The trophy within these two companies has always been the iron mines in the Pilbara as they are some of the lowest cost to produce iron ore in the world with the blend from Pillbra trading at a premium to the benchmark. It also has a large degree of Copper exposure which we see favorable fundamentals in the medium term. Overall the balance sheet looking good with strong cash flow.
As always the key risk being China and during good times the need to maintain cost discipline going forward as commodity prices bounce back.
Woolworths – One of the most defensive business (hence cashflow) in these times. It was a laggard in our portfolio for a long time as the business struggled after being under invested for a number of years. The new CEO implemented much needed changes in turning around comparable same store sales.
We are clearly struggling in finding ideas to add our portfolio even after one of the fastest global market sell off ever. The market has recovered but we still think there will be pain ahead so will be keeping our powder dry.
As we wrote in detail in our Covid-19 risk to real estate post we think the greatest risk for the Australian economy will be the rise in unemployment and subsequent impact on the property sector. The ideas above are what we consider core portfolio and will keep an eye on the stocks on our watchlist further below and enter at a better price.
Wesfarmers – Wesfarmers is Australia’s largest listed conglomerate and owns some of the most recognizable household brands such as Bunnings, Kmart and Officeworks. Aside from retail exposure, it has a strong industrials business with a focus on chemical, energy and fertilisers.

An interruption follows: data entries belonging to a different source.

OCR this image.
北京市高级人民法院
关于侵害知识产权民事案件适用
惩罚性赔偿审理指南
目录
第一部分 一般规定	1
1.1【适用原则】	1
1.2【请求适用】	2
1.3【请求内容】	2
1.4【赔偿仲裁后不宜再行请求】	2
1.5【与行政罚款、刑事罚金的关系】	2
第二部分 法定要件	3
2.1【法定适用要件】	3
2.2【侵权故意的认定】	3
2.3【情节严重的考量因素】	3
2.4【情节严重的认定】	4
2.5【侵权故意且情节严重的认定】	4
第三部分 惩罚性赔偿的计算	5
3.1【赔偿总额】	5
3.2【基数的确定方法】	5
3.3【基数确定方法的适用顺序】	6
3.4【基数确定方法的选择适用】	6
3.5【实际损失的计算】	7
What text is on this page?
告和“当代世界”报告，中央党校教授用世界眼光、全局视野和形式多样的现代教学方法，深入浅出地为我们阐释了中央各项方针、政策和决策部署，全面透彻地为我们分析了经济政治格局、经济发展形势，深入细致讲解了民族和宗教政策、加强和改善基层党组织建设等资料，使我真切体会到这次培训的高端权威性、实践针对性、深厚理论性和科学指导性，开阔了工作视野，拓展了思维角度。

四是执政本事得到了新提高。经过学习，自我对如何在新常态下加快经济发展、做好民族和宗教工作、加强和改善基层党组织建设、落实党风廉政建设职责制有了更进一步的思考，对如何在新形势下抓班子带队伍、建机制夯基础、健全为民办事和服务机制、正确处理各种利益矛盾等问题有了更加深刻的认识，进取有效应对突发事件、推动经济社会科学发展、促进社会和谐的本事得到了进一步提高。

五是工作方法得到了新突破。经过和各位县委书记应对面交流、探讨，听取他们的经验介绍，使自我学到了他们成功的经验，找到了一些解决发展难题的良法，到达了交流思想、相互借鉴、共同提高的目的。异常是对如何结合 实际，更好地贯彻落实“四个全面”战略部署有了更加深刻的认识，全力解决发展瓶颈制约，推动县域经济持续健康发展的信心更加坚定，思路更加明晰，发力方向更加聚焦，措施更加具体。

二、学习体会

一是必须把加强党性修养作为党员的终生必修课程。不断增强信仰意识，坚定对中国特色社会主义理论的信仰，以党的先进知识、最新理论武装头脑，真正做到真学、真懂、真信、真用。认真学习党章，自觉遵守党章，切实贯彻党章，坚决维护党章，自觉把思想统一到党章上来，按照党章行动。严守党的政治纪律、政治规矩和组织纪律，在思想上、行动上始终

We like Wesfarmers predominantly due to its ownership of Bunnings which is the jewel in the crown and a cash cow for the foreseeable future. In addition to organic source of growth from it stable of businesses Wesfarmers is not shy to enter into new markets through acquiring businesses. After all of its most successful investments like Coles was acquired although its timing was not great at just before the GFC.
After successfully existing its Coles position, the group balance sheet is cash up and derisked making it perfect candidate to be aggressively taking advantage of falls in the values of the companies on its shopping list. The management has a strong history of delivering shareholder returns and stewart of capital and therefore is trusted to deploy capital in this market.

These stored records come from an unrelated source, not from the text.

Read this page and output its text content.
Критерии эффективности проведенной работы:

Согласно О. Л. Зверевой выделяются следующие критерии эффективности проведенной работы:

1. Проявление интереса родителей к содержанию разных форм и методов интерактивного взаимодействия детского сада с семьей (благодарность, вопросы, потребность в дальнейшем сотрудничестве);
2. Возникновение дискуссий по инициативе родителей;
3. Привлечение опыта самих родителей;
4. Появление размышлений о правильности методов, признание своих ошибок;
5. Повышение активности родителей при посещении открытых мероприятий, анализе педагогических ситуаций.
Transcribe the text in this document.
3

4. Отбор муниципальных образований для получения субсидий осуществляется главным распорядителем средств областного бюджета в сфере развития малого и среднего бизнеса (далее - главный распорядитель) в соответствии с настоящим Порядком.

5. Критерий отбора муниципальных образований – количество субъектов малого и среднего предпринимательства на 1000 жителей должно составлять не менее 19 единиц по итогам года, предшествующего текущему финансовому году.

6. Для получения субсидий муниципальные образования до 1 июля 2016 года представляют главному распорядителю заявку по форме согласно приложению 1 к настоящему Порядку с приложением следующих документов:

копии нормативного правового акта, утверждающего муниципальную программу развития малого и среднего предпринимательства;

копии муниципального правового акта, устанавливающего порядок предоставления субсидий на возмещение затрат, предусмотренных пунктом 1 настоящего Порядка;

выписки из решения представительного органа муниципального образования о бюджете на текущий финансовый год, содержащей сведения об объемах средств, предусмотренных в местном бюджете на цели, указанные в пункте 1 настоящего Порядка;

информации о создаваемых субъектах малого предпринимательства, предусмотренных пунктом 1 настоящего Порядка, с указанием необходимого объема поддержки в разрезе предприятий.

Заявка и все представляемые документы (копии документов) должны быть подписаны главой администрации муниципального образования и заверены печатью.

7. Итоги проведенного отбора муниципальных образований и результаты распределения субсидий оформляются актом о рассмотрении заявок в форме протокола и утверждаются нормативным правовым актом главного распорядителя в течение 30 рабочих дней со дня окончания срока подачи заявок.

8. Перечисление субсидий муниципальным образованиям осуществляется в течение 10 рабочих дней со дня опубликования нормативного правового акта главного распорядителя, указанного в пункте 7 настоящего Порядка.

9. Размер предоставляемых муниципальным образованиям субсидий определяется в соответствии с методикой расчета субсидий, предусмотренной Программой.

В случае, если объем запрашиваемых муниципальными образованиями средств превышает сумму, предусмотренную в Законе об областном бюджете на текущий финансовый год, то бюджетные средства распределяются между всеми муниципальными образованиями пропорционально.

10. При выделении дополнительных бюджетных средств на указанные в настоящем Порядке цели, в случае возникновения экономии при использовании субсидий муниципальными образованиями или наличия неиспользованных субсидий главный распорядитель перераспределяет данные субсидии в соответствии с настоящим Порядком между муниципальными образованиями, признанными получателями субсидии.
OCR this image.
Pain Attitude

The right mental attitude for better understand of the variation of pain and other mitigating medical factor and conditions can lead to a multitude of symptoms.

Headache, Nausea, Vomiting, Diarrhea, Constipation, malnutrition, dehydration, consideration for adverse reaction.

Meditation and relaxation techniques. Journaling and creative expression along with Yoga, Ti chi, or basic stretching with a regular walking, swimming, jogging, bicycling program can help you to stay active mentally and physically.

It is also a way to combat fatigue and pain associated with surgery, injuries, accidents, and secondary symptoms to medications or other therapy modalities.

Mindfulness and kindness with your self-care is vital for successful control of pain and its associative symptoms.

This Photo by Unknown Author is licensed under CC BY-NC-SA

ETFs will reduce portfolio risk
We think having some exchange traded funds can be beneficial for the overall portfolio as each fund typically tracks its own portfolio of stocks. So on a look through basis, an ETF in your portfolio can be an easy diversification tool.
The added benefit is that the ETF will be tracking a seperate market to Australia so again all your eggs are not in one basket.

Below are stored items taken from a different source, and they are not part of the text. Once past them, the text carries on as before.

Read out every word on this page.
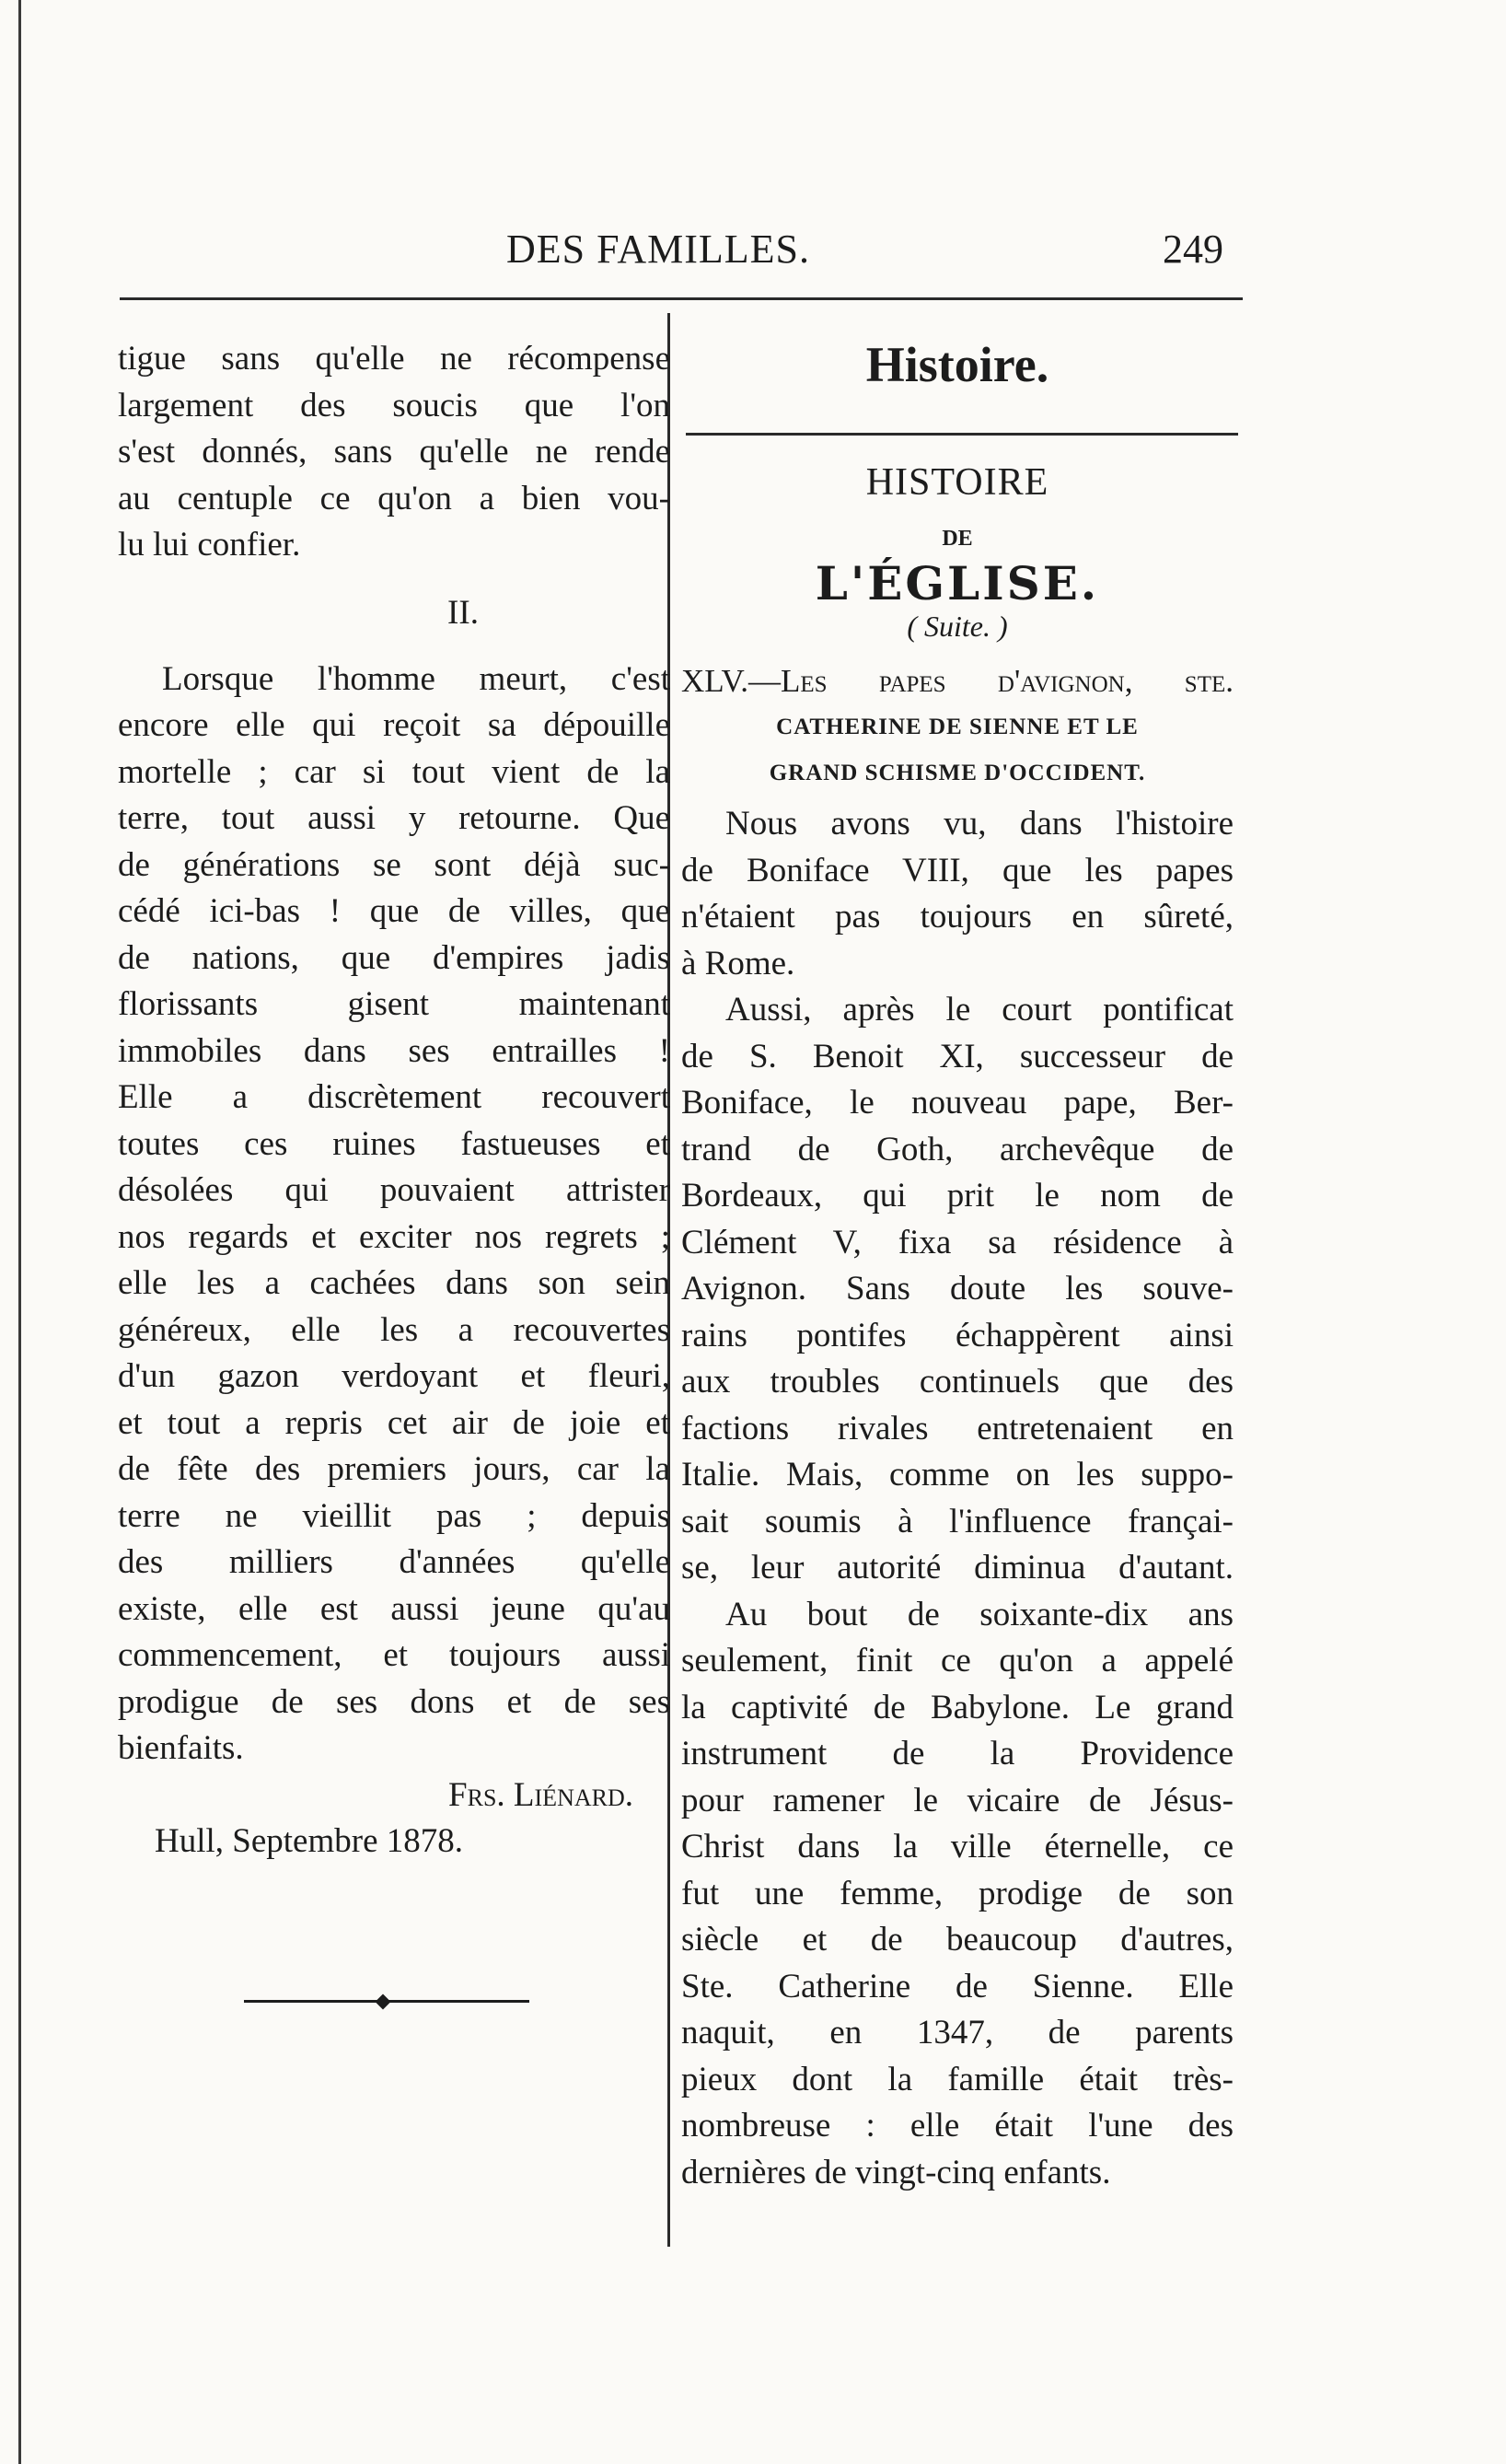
DES FAMILLES.	249
tigue sans qu'elle ne récompense
largement des soucis que l'on
s'est donnés, sans qu'elle ne rende
au centuple ce qu'on a bien vou-
lu lui confier.
II.
Lorsque l'homme meurt, c'est
encore elle qui reçoit sa dépouille
mortelle ; car si tout vient de la
terre, tout aussi y retourne. Que
de générations se sont déjà suc-
cédé ici-bas ! que de villes, que
de nations, que d'empires jadis
florissants gisent maintenant
immobiles dans ses entrailles !
Elle a discrètement recouvert
toutes ces ruines fastueuses et
désolées qui pouvaient attrister
nos regards et exciter nos regrets ;
elle les a cachées dans son sein
généreux, elle les a recouvertes
d'un gazon verdoyant et fleuri,
et tout a repris cet air de joie et
de fête des premiers jours, car la
terre ne vieillit pas ; depuis
des milliers d'années qu'elle
existe, elle est aussi jeune qu'au
commencement, et toujours aussi
prodigue de ses dons et de ses
bienfaits.
Frs. Liénard.
Hull, Septembre 1878.
Histoire.
HISTOIRE
DE
L'ÉGLISE.
( Suite. )
XLV.—Les papes d'avignon, ste.
CATHERINE DE SIENNE ET LE
GRAND SCHISME D'OCCIDENT.
Nous avons vu, dans l'histoire
de Boniface VIII, que les papes
n'étaient pas toujours en sûreté,
à Rome.
Aussi, après le court pontificat
de S. Benoit XI, successeur de
Boniface, le nouveau pape, Ber-
trand de Goth, archevêque de
Bordeaux, qui prit le nom de
Clément V, fixa sa résidence à
Avignon. Sans doute les souve-
rains pontifes échappèrent ainsi
aux troubles continuels que des
factions rivales entretenaient en
Italie. Mais, comme on les suppo-
sait soumis à l'influence françai-
se, leur autorité diminua d'autant.
Au bout de soixante-dix ans
seulement, finit ce qu'on a appelé
la captivité de Babylone. Le grand
instrument de la Providence
pour ramener le vicaire de Jésus-
Christ dans la ville éternelle, ce
fut une femme, prodige de son
siècle et de beaucoup d'autres,
Ste. Catherine de Sienne. Elle
naquit, en 1347, de parents
pieux dont la famille était très-
nombreuse : elle était l'une des
dernières de vingt-cinq enfants.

One interesting idea is owning some China Index Fund. It looks like the China has avoided the worst impact of the first wave of Covid-19. We think it will do relatively well in the medium term even as the US market has recovered the fastest. But the slowdown will be prolonged as it increasingly look like the reopening is too soon when the infection rate has not been reduced is a risky strategy.
Australia Share Watchlist
These are the ideas we are keeping an eye on.
NextDC – Benefit from shift to cloud computing and move IT spending to capital light structure but increasingly look like we missed the boat.
NAB/WBC/CBA/ANZ – If the market continue to sell of the banks we would look to build a position. We are cautious on the banking sector until the loan losses have shown up and the market capitulate on the selling.
Australian Real Estate – We like real estate in general either commercial or residential but just not at this point in time. We feel it is too early as the sector performance lags the rest of the economy. The market has been effectively frozen and will take time until price discovery comes back. We will be keeping an eye on the australian property trust in the meantime.